Friday, March 10, 2006

Redistricting Watch: Avlon Joins the Fray

Centrist columnist John Avlon added his voice to the movement for redistricting reform this week, devoting his March 7 column in the New York Sun to the topic. Noting "No single action would do more to heal the artificial polarization of Americans politics," Avlon makes an eloquent case for changing the way congressional districts are drawn.

After discussing the current pending Supreme Court case as well as recent developments in Congress and the many ongoing reform efforts at the state level (at least fifteen at last count), Avlon concludes:

"The resilience of redistricting reform in the face of strenuous professional partisan opposition is a testament to its urgency and merit. Congressional scandals and increased public disgust with the artificial polarization of politics may finally force Congress and state legislatures alike to end this corrupt bargain. But it will only happen if our elected representatives are shamed into taking action. Once redistricting is reformed, the political process will be more open to competition, while there will be tangible electoral rewards for working constructively across the aisle. It is the reform that would open the door to all others."

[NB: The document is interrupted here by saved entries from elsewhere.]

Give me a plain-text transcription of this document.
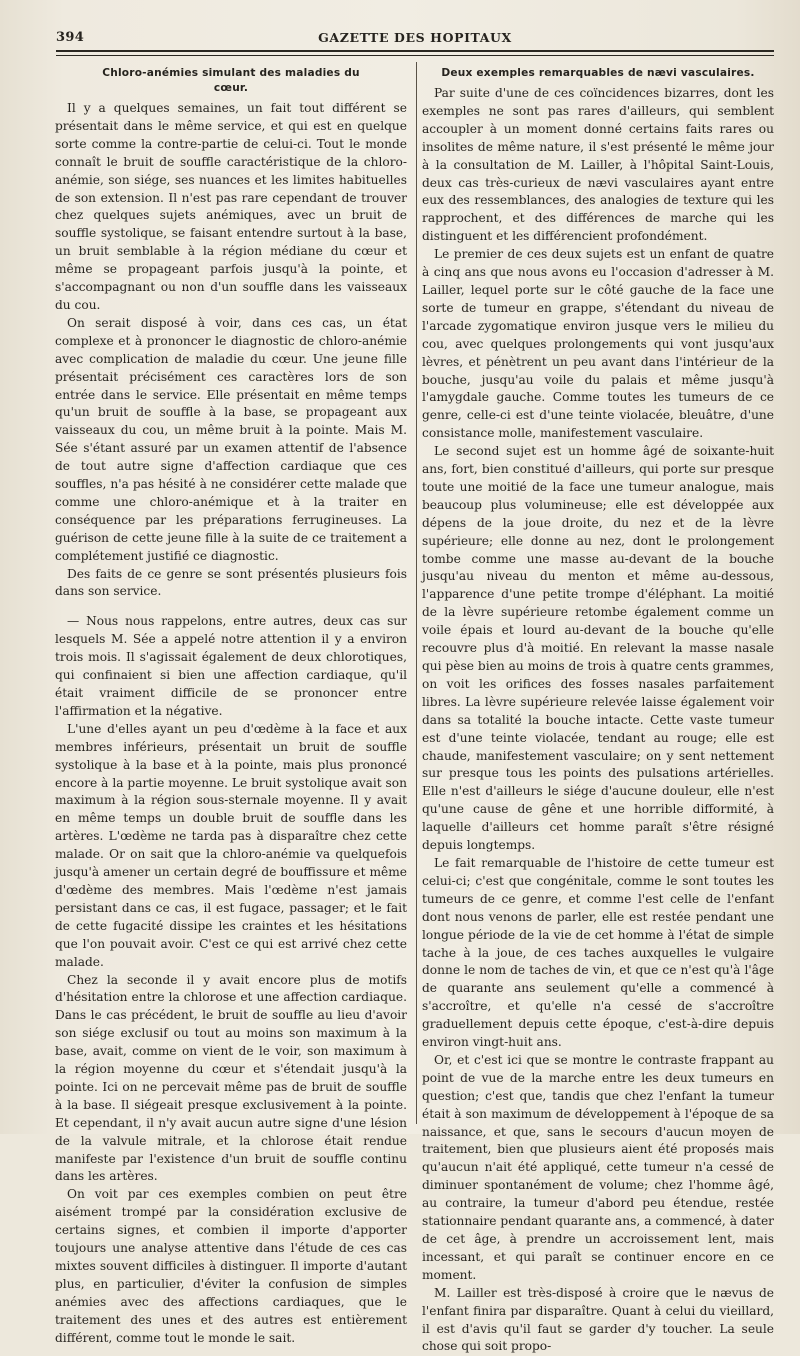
394	GAZETTE DES HOPITAUX
Chloro-anémies simulant des maladies du cœur.

Il y a quelques semaines, un fait tout différent se présentait dans le même service, et qui est en quelque sorte comme la contre-partie de celui-ci. Tout le monde connaît le bruit de souffle caractéristique de la chloro-anémie, son siége, ses nuances et les limites habituelles de son extension. Il n'est pas rare cependant de trouver chez quelques sujets anémiques, avec un bruit de souffle systolique, se faisant entendre surtout à la base, un bruit semblable à la région médiane du cœur et même se propageant parfois jusqu'à la pointe, et s'accompagnant ou non d'un souffle dans les vaisseaux du cou.

On serait disposé à voir, dans ces cas, un état complexe et à prononcer le diagnostic de chloro-anémie avec complication de maladie du cœur. Une jeune fille présentait précisément ces caractères lors de son entrée dans le service. Elle présentait en même temps qu'un bruit de souffle à la base, se propageant aux vaisseaux du cou, un même bruit à la pointe. Mais M. Sée s'étant assuré par un examen attentif de l'absence de tout autre signe d'affection cardiaque que ces souffles, n'a pas hésité à ne considérer cette malade que comme une chloro-anémique et à la traiter en conséquence par les préparations ferrugineuses. La guérison de cette jeune fille à la suite de ce traitement a complétement justifié ce diagnostic.

Des faits de ce genre se sont présentés plusieurs fois dans son service.

— Nous nous rappelons, entre autres, deux cas sur lesquels M. Sée a appelé notre attention il y a environ trois mois. Il s'agissait également de deux chlorotiques, qui confinaient si bien une affection cardiaque, qu'il était vraiment difficile de se prononcer entre l'affirmation et la négative.

L'une d'elles ayant un peu d'œdème à la face et aux membres inférieurs, présentait un bruit de souffle systolique à la base et à la pointe, mais plus prononcé encore à la partie moyenne. Le bruit systolique avait son maximum à la région sous-sternale moyenne. Il y avait en même temps un double bruit de souffle dans les artères. L'œdème ne tarda pas à disparaître chez cette malade. Or on sait que la chloro-anémie va quelquefois jusqu'à amener un certain degré de bouffissure et même d'œdème des membres. Mais l'œdème n'est jamais persistant dans ce cas, il est fugace, passager; et le fait de cette fugacité dissipe les craintes et les hésitations que l'on pouvait avoir. C'est ce qui est arrivé chez cette malade.

Chez la seconde il y avait encore plus de motifs d'hésitation entre la chlorose et une affection cardiaque. Dans le cas précédent, le bruit de souffle au lieu d'avoir son siége exclusif ou tout au moins son maximum à la base, avait, comme on vient de le voir, son maximum à la région moyenne du cœur et s'étendait jusqu'à la pointe. Ici on ne percevait même pas de bruit de souffle à la base. Il siégeait presque exclusivement à la pointe. Et cependant, il n'y avait aucun autre signe d'une lésion de la valvule mitrale, et la chlorose était rendue manifeste par l'existence d'un bruit de souffle continu dans les artères.

On voit par ces exemples combien on peut être aisément trompé par la considération exclusive de certains signes, et combien il importe d'apporter toujours une analyse attentive dans l'étude de ces cas mixtes souvent difficiles à distinguer. Il importe d'autant plus, en particulier, d'éviter la confusion de simples anémies avec des affections cardiaques, que le traitement des unes et des autres est entièrement différent, comme tout le monde le sait.

Deux exemples remarquables de nævi vasculaires.

Par suite d'une de ces coïncidences bizarres, dont les exemples ne sont pas rares d'ailleurs, qui semblent accoupler à un moment donné certains faits rares ou insolites de même nature, il s'est présenté le même jour à la consultation de M. Lailler, à l'hôpital Saint-Louis, deux cas très-curieux de nævi vasculaires ayant entre eux des ressemblances, des analogies de texture qui les rapprochent, et des différences de marche qui les distinguent et les différencient profondément.

Le premier de ces deux sujets est un enfant de quatre à cinq ans que nous avons eu l'occasion d'adresser à M. Lailler, lequel porte sur le côté gauche de la face une sorte de tumeur en grappe, s'étendant du niveau de l'arcade zygomatique environ jusque vers le milieu du cou, avec quelques prolongements qui vont jusqu'aux lèvres, et pénètrent un peu avant dans l'intérieur de la bouche, jusqu'au voile du palais et même jusqu'à l'amygdale gauche. Comme toutes les tumeurs de ce genre, celle-ci est d'une teinte violacée, bleuâtre, d'une consistance molle, manifestement vasculaire.

Le second sujet est un homme âgé de soixante-huit ans, fort, bien constitué d'ailleurs, qui porte sur presque toute une moitié de la face une tumeur analogue, mais beaucoup plus volumineuse; elle est développée aux dépens de la joue droite, du nez et de la lèvre supérieure; elle donne au nez, dont le prolongement tombe comme une masse au-devant de la bouche jusqu'au niveau du menton et même au-dessous, l'apparence d'une petite trompe d'éléphant. La moitié de la lèvre supérieure retombe également comme un voile épais et lourd au-devant de la bouche qu'elle recouvre plus d'à moitié. En relevant la masse nasale qui pèse bien au moins de trois à quatre cents grammes, on voit les orifices des fosses nasales parfaitement libres. La lèvre supérieure relevée laisse également voir dans sa totalité la bouche intacte. Cette vaste tumeur est d'une teinte violacée, tendant au rouge; elle est chaude, manifestement vasculaire; on y sent nettement sur presque tous les points des pulsations artérielles. Elle n'est d'ailleurs le siége d'aucune douleur, elle n'est qu'une cause de gêne et une horrible difformité, à laquelle d'ailleurs cet homme paraît s'être résigné depuis longtemps.

Le fait remarquable de l'histoire de cette tumeur est celui-ci; c'est que congénitale, comme le sont toutes les tumeurs de ce genre, et comme l'est celle de l'enfant dont nous venons de parler, elle est restée pendant une longue période de la vie de cet homme à l'état de simple tache à la joue, de ces taches auxquelles le vulgaire donne le nom de taches de vin, et que ce n'est qu'à l'âge de quarante ans seulement qu'elle a commencé à s'accroître, et qu'elle n'a cessé de s'accroître graduellement depuis cette époque, c'est-à-dire depuis environ vingt-huit ans.

Or, et c'est ici que se montre le contraste frappant au point de vue de la marche entre les deux tumeurs en question; c'est que, tandis que chez l'enfant la tumeur était à son maximum de développement à l'époque de sa naissance, et que, sans le secours d'aucun moyen de traitement, bien que plusieurs aient été proposés mais qu'aucun n'ait été appliqué, cette tumeur n'a cessé de diminuer spontanément de volume; chez l'homme âgé, au contraire, la tumeur d'abord peu étendue, restée stationnaire pendant quarante ans, a commencé, à dater de cet âge, à prendre un accroissement lent, mais incessant, et qui paraît se continuer encore en ce moment.

M. Lailler est très-disposé à croire que le nævus de l'enfant finira par disparaître. Quant à celui du vieillard, il est d'avis qu'il faut se garder d'y toucher. La seule chose qui soit propo-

Couldn't have said it better myself.

[Note: Also posted at TMV.]

Previous Redistricting Watch posts:
- "Action in the Senate [and more!]" (3/1)
- "NTU Endorses Tanner Legislation" (1/10/06)
- "SCOTUS Grabs the Ball" (12/13/05)
- "Tanner Calls for Hearings" (11/3)
- "WaPo Weighs In" (10/24)
- "Q & A with Congressman John Tanner" (10/20)
- "Governator Goes to Ohio" (10/18)
- "Schwarzenegger Calls on McCain" (10/11)
- "Broder's Right" (9/1)
- "WaPo on Prop 77" (8/21)
- "Prop 77 Back On" (8/12)
- "Updates from the States" (8/10)
- "Updates on Several Fronts" (7/28)
- "Cosponsors Update" (7/22)
- "How Exactly do you Gerrymander a Birthday Cake?" (7/20)
- "Happy Birthday Mr. Gerry" (7/19)
- "Federal Authority in Historical Perspective" (7/16)
- "Blue Dogs, on the Scent" (7/12)
- "Cosponsors Update" (7/1)
- "Links, News, and Views" (6/24)
- "Polarization & Collegiality" (6/24)
- "Centrist Action on Redistricting Reform" (6/23)


At 10:57 AM, Anonymous grognard said...

I will give you a take on my personal perspective on this. When my district in Colorado was going to be drawn up originally the evenly split Congress could not agree on the boundaries so the task ended up in the Colorado Supreme Court. The Court drew up boundaries to create a very competitive district with a fairly even mix of independents Republicans and Democrats. When the Republicans came to power later they decided that since the boundary was drawn by the Court rather than the legislature they could now redraw it again. In a brutal political move [ without the Republican Governor being informed] the Republicans at the end of the legislative session and without any warning put their proposal before the Legislature for an immediate up or down vote with no chance for debate, public or otherwise. The measure passed but [Democrat] Ken Salazar the state Attorney General challenged the action and it went back to the Supreme Court. The Court ruled that you get one chance to draw boundaries, and even if the Court does it for you and that is that. There was so much outrage on how this came down that in the next election the Republicans lost the both House and Senate, an astounding reversal for Colorado. I am now one of the few voters in this country living in an up for grabs district that can cast a vote that can truly make a difference, it is time every voter had that privilege

At 11:15 AM, Blogger JBD said...

grognard, thanks for your comment - you're absolutely right!